With their first two batches, the Jazz Icons label set the standard for DVD issues of vintage jazz concerts. Back in the '50s and '60s, US television networks studiously avoided presenting any black art for fear of offending their Southern audiences. However when these artists toured Europe they were frequently fêted with their own television shows. Jazz Icons began scouring for the original tapes of these programs and has been restoring the audio and video quality. Additionally, they're handsomely packaged, containing 20-30 page booklets with informed essays and commentary about artists and the individual broadcasts.
Jazz Icon's third series contains a number of gems. They include Sonny Rollins (Live in '65 & '68), Rahsaan Roland Kirk (Live in '63 & '67), Cannonball Adderley (two 1963 programs), Bill Evans (five programs spanning 1964-1975) and Nina Simone (Live in '65 & '68). Additionally, if purchased as a boxed set, there is an otherwise unavailable bonus disc with two further Rollins broadcasts (Sweden/ Holland 1959), another Kirk concert from Belgium and a Swedish Nina Simone program.
There are plenty of highlights. Simone delivers incendiary readings of "Four Women" and "Ballad Of Hollis Brown" from a 1965 Dutch show. (You wouldn't have seen those on US TV.) The Rollins 1968 Danish broadcast is particularly valuable since this was a period (1967-72) when Rollins wasn't recording and he delivers a particularly stellar "On Green Dolphin Street" with lengthy unaccompanied interludes. The full 71-minute show from 1963 by the Cannonball Adderley Sextet has never been shown since its initial broadcast and had to be compiled from several sources. Any jazz fan that receives this as a present may start believing in Santa Claus.

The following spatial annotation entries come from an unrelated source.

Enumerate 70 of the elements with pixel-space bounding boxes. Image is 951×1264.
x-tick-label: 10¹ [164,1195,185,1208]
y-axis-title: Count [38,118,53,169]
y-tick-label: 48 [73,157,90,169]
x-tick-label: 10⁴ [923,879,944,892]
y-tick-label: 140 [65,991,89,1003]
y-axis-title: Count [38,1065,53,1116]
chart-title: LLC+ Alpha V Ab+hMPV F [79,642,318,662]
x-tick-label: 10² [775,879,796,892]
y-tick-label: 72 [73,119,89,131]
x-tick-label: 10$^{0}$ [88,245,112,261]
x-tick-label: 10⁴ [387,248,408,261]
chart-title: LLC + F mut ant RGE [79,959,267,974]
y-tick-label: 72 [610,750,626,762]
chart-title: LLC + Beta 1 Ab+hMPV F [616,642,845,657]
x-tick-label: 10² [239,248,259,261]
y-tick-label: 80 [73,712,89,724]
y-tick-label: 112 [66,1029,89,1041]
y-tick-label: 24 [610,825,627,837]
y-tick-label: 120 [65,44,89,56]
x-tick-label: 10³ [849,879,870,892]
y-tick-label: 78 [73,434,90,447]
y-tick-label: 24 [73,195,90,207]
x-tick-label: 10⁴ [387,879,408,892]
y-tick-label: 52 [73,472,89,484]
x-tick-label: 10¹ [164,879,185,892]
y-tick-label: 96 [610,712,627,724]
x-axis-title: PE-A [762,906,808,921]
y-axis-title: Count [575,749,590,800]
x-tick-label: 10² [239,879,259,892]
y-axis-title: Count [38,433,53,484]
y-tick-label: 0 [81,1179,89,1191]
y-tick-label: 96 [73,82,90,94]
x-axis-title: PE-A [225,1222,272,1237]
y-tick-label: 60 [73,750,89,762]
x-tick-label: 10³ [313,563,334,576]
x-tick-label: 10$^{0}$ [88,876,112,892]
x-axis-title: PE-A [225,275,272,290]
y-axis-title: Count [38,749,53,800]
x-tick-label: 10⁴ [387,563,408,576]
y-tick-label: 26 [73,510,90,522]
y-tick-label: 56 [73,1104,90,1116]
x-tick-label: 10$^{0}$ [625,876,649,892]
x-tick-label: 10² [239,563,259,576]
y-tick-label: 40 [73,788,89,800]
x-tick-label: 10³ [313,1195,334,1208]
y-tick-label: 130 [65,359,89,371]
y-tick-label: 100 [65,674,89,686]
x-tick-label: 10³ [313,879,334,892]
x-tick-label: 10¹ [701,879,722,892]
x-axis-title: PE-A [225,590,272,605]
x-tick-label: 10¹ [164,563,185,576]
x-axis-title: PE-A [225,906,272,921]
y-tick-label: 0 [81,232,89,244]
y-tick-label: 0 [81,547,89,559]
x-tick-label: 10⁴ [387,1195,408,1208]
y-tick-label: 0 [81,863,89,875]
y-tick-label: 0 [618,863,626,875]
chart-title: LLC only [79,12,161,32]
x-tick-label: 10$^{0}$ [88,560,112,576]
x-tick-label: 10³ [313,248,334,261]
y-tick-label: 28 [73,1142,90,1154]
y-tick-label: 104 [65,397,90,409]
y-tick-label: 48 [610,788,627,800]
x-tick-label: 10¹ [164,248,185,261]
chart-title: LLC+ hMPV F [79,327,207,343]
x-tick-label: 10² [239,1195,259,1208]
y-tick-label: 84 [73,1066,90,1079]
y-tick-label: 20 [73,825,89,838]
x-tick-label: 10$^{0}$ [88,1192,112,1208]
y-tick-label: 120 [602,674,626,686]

Though located in England, the veteran Ogun label has long been homebase for the musical and cultural synthesis created when Europeans and South Africans join forces. With this release, it has put back into circulation some of its finest offerings, no mean feat with a fantastic roster and a catalogue full of stellar projects. This collection brings the Blue Notes recordings for Ogun back into print, most of which were never previously available on CD.
We are given a live date from 1964, just before the original Blue Notes left South Africa and the music brims with the post-Ornette dissonances and overall discovery of those formative years. The sound is surprisingly good and the audience is enthusiastic. Another concert set, this time from 1977, often heads full tilt into free jazz territory, the music nevertheless rife with modality and polyrhythm that belies the groups intervening experiences with the trans-continental collective Brotherhood of Breath. The other two releases are tributes, a 1975 date in memory of the group's recently deceased trumpeter Mongezi Feza and a 1986 homage to bassist Johnny Dyani.
Of these, For Mongezi hits hardest; heart-breaking vocalizations drive grief and celebration home with devastating power throughout these two discs, Dudu Pukwana's rasping alto cries almost unbearable in their raw beauty against the rhythmically-driven polyphony.
This is an absolutely essential tribute to this criminally underappreciated quintet, quartet and trio, depending on which era is represented. It tells the story of an evolving sound, one that should please lovers of traditional and adventurous improvised music.
Art Tatum was widely acknowledged by most critics during the height of his career as the top jazz pianist, yet he was recorded erratically. His virtuoso technique tended to overwhelm all but the very best instrumentalists, while the extended studio bans during the '40s also kept him from making commercial recordings. This 10-CD set collects broadcasts, transcriptions and private recordings from throughout his career.
The solo performances include show-stoppers like "Yesterdays," "Willow Weep For Me," "Taboo," "How High the Moon" and "Begin the Beguine" and home recordings on his own Steinway. His various trios include either Tiny Grimes or Everett Barksdale on guitar and Slam Stewart or Bill Pemberton on bass, though his meeting with the phenomenal guitarist Les Paul's trio creates greater fireworks.
A previously unissued private session with guitarist Tal Farlow (then at the beginning of his career) and two live tracks recorded in an after-hours club with bassist Chocolate Williams that couldn't fit on the Onyx LP God is in the House (which won a Grammy) make their first appearance. The audio varies in quality but the sound restoration is excellent.
The bonus DVD includes two selections from the otherwise forgettable film The Fabulous Dorseys and a superb video of Tatum's dazzling solo interpretation of "Yesterdays," played on a television broadcast of The Spike Jones Show.